Professor Ferdinand Von Prondzynski, principal and vice-chancellor of Robert Gordon University.

Davidson concludes, commenting on the essential nature of cooperation to guarantee successful operations in the North Sea: "It is a collaboration - Fisher Offshore's engineers are sorely conscious of this. It is beyond a client-vendor relationship, it is a team. When a boat casts off with both Fisher Offshore and the client's staff on it, there ceases to be a ‘them' and ‘us.' If there is a GBP 4 million [USD 6.79 million] ROV depending on a Fisher Offshore winch on that vessel, the winch simply has to work."

As Davidson illustrates, the experience of North Sea companies is underpinned by their human resources- a resource notoriously high in quality but short in numbers in Aberdeen and across the wider UKCS. Senergy's COO/MD Buchanan explains that in 2013 his company, along with the University of Aberdeen, developed an MSc petrophysics and Formation Evaluation program in direct response to the demand for petrophysicists. Some companies are responding by pairing with universities; others through creating their own training programs. Either way, they are seeking to invest in North Sea capabilities into the future.

An old dog can learn new tricks – INNOVATION AS MEANS TO MAXIMIZE RECOVERY

Many of the smaller companies emerging to operate smaller or partially depleted fields are using in-house specialisms. Wayne Kirk, technical director of Atlantic Petroleum, an exploration and production company, explains the importance of staff to smaller businesses: "many of the exploration wells drilled in the UK are being sunk by smaller companies. Some of the ideas developed in large companies have drifted into smaller businesses as the human resources, the creative forces behind these ideas, have moved themselves."

Wayne Kirk, technical director, Atlantic Petroleum

In the North Sea, approximately 42 billion barrels of oil equivalent (boe) have been produced and a further estimated 12 to 24 billion boe are potentially available, according to DECC. Whilst this means there are still significant resources to be acquired, they are ever more difficult to obtain: as stated in the Wood Review, production has fallen by 38 percent between 2010 and 2013.
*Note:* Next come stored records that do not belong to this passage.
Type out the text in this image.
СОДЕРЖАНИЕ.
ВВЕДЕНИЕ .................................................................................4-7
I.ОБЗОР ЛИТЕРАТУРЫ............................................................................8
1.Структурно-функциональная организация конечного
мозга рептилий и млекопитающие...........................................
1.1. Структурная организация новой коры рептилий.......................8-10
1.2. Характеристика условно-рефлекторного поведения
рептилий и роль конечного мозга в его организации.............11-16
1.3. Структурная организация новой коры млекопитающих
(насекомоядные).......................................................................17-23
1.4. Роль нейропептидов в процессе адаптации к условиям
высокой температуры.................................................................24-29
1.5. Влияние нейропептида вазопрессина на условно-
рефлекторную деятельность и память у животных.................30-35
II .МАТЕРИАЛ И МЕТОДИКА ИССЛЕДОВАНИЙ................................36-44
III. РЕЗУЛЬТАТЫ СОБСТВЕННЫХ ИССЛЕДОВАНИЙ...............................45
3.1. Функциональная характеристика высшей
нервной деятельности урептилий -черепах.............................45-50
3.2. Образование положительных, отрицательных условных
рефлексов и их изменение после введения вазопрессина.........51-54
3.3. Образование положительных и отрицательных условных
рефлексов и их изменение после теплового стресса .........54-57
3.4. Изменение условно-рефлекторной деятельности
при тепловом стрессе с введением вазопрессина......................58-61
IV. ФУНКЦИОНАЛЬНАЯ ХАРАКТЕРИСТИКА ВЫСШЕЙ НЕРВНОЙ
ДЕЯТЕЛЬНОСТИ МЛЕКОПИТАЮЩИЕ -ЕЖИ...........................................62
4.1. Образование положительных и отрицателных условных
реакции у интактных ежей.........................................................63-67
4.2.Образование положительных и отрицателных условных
Kirk explains how smaller companies can gain access to the stranded oil in the North Sea by "envisaging a means to access that oil cost-effectively." Innovation, driven by the creative forces that Kirk describes, is driving the UKCS's abilities to capture this remaining oil and both small and large companies need to remain proactive in driving forward new solutions to succeed. Aberdeen in particular is a strong-point for this innovation, as illustrated by Scott Campbell, UK business strategy manager for Technip, a business delivering engineering, project management and construction which has its UK headquarters for subsea operations in Aberdeen. "The company is still assisting the wider industry push boundaries- by going deeper or providing more sophisticated solutions," he explains. "Total Islay utilized the first electrically trace heated pipe in the world. This solution delivered by Technip had never been previously tried."

ENDURING PERFORMANCE

Dennis Jul Pedersen, Chief Operating Officer of Gulf Marine Services (GMS) highlights the opportunity that exists for his business supporting maintenance operations in the North Sea, commenting that "spending on operations at mature oil fields reliably increases year on year."
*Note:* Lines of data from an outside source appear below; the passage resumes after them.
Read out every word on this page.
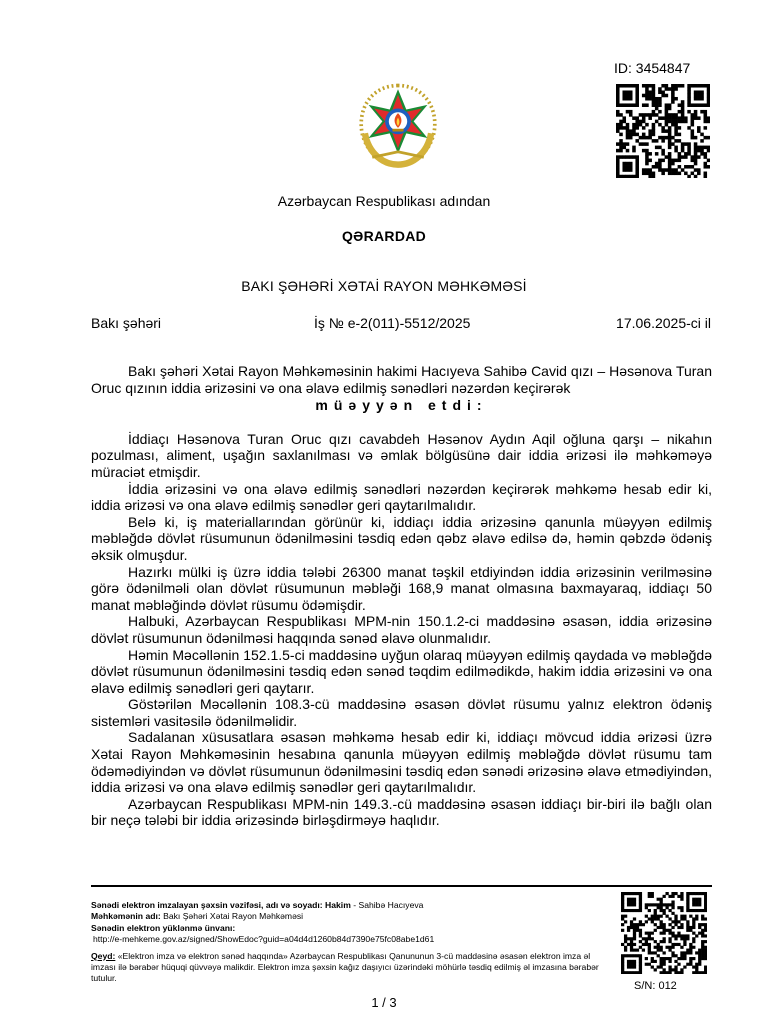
ID: 3454847
Azərbaycan Respublikası adından
QƏRARDAD
BAKI ŞƏHƏRİ XƏTAİ RAYON MƏHKƏMƏSİ
Bakı şəhəri	İş № e-2(011)-5512/2025	17.06.2025-ci il

Bakı şəhəri Xətai Rayon Məhkəməsinin hakimi Hacıyeva Sahibə Cavid qızı – Həsənova Turan Oruc qızının iddia ərizəsini və ona əlavə edilmiş sənədləri nəzərdən keçirərək

müəyyən etdi:

İddiaçı Həsənova Turan Oruc qızı cavabdeh Həsənov Aydın Aqil oğluna qarşı – nikahın pozulması, aliment, uşağın saxlanılması və əmlak bölgüsünə dair iddia ərizəsi ilə məhkəməyə müraciət etmişdir.

İddia ərizəsini və ona əlavə edilmiş sənədləri nəzərdən keçirərək məhkəmə hesab edir ki, iddia ərizəsi və ona əlavə edilmiş sənədlər geri qaytarılmalıdır.

Belə ki, iş materiallarından görünür ki, iddiaçı iddia ərizəsinə qanunla müəyyən edilmiş məbləğdə dövlət rüsumunun ödənilməsini təsdiq edən qəbz əlavə edilsə də, həmin qəbzdə ödəniş əksik olmuşdur.

Hazırkı mülki iş üzrə iddia tələbi 26300 manat təşkil etdiyindən iddia ərizəsinin verilməsinə görə ödənilməli olan dövlət rüsumunun məbləği 168,9 manat olmasına baxmayaraq, iddiaçı 50 manat məbləğində dövlət rüsumu ödəmişdir.

Halbuki, Azərbaycan Respublikası MPM-nin 150.1.2-ci maddəsinə əsasən, iddia ərizəsinə dövlət rüsumunun ödənilməsi haqqında sənəd əlavə olunmalıdır.

Həmin Məcəllənin 152.1.5-ci maddəsinə uyğun olaraq müəyyən edilmiş qaydada və məbləğdə dövlət rüsumunun ödənilməsini təsdiq edən sənəd təqdim edilmədikdə, hakim iddia ərizəsini və ona əlavə edilmiş sənədləri geri qaytarır.

Göstərilən Məcəllənin 108.3-cü maddəsinə əsasən dövlət rüsumu yalnız elektron ödəniş sistemləri vasitəsilə ödənilməlidir.

Sadalanan xüsusatlara əsasən məhkəmə hesab edir ki, iddiaçı mövcud iddia ərizəsi üzrə Xətai Rayon Məhkəməsinin hesabına qanunla müəyyən edilmiş məbləğdə dövlət rüsumu tam ödəmədiyindən və dövlət rüsumunun ödənilməsini təsdiq edən sənədi ərizəsinə əlavə etmədiyindən, iddia ərizəsi və ona əlavə edilmiş sənədlər geri qaytarılmalıdır.

Azərbaycan Respublikası MPM-nin 149.3.-cü maddəsinə əsasən iddiaçı bir-biri ilə bağlı olan bir neçə tələbi bir iddia ərizəsində birləşdirməyə haqlıdır.

Sənədi elektron imzalayan şəxsin vəzifəsi, adı və soyadı: Hakim - Sahibə Hacıyeva
Məhkəmənin adı: Bakı Şəhəri Xətai Rayon Məhkəməsi
Sənədin elektron yüklənmə ünvanı:
http://e-mehkeme.gov.az/signed/ShowEdoc?guid=a04d4d1260b84d7390e75fc08abe1d61
Qeyd: «Elektron imza və elektron sənəd haqqında» Azərbaycan Respublikası Qanununun 3-cü maddəsinə əsasən elektron imza əl imzası ilə bərabər hüquqi qüvvəyə malikdir. Elektron imza şəxsin kağız daşıyıcı üzərindəki möhürlə təsdiq edilmiş əl imzasına bərabər tutulur.
S/N: 012
1 / 3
"The present asset life extension project we are supporting with the GMS Endurance in the North Sea is exactly what we came here to do. This is a project we are very proud of and is precisely what we built our self-propelled jack-up barges for; the project demonstrates well that our concept works.".

Dennis Jul Pedersen, CEO, GMS Offshore Contractor

The GMS Endurance contract, originally signed in 2012 with a duration of two years, was GMS' first oil and gas contract in the North Sea and saw GMS' E-Class jack-up barge provide accommodation services to ConocoPhillips' operations in the Southern part of the North Sea.

These E-Class barges can accommodate 150 persons, have dynamic positioning capabilities and are capable of moving faster than conventional barges. They have a large deck space, crane capacity and accommodation facilities that can be adapted to the requirements of the group's clients. These vessels support GMS' clients in a broad range of offshore oil and gas platform refurbishment and maintenance activities, well intervention work and offshore wind turbine maintenance work (which are opex-led activities) and offshore oil and gas platform installation (as a capex-led activity).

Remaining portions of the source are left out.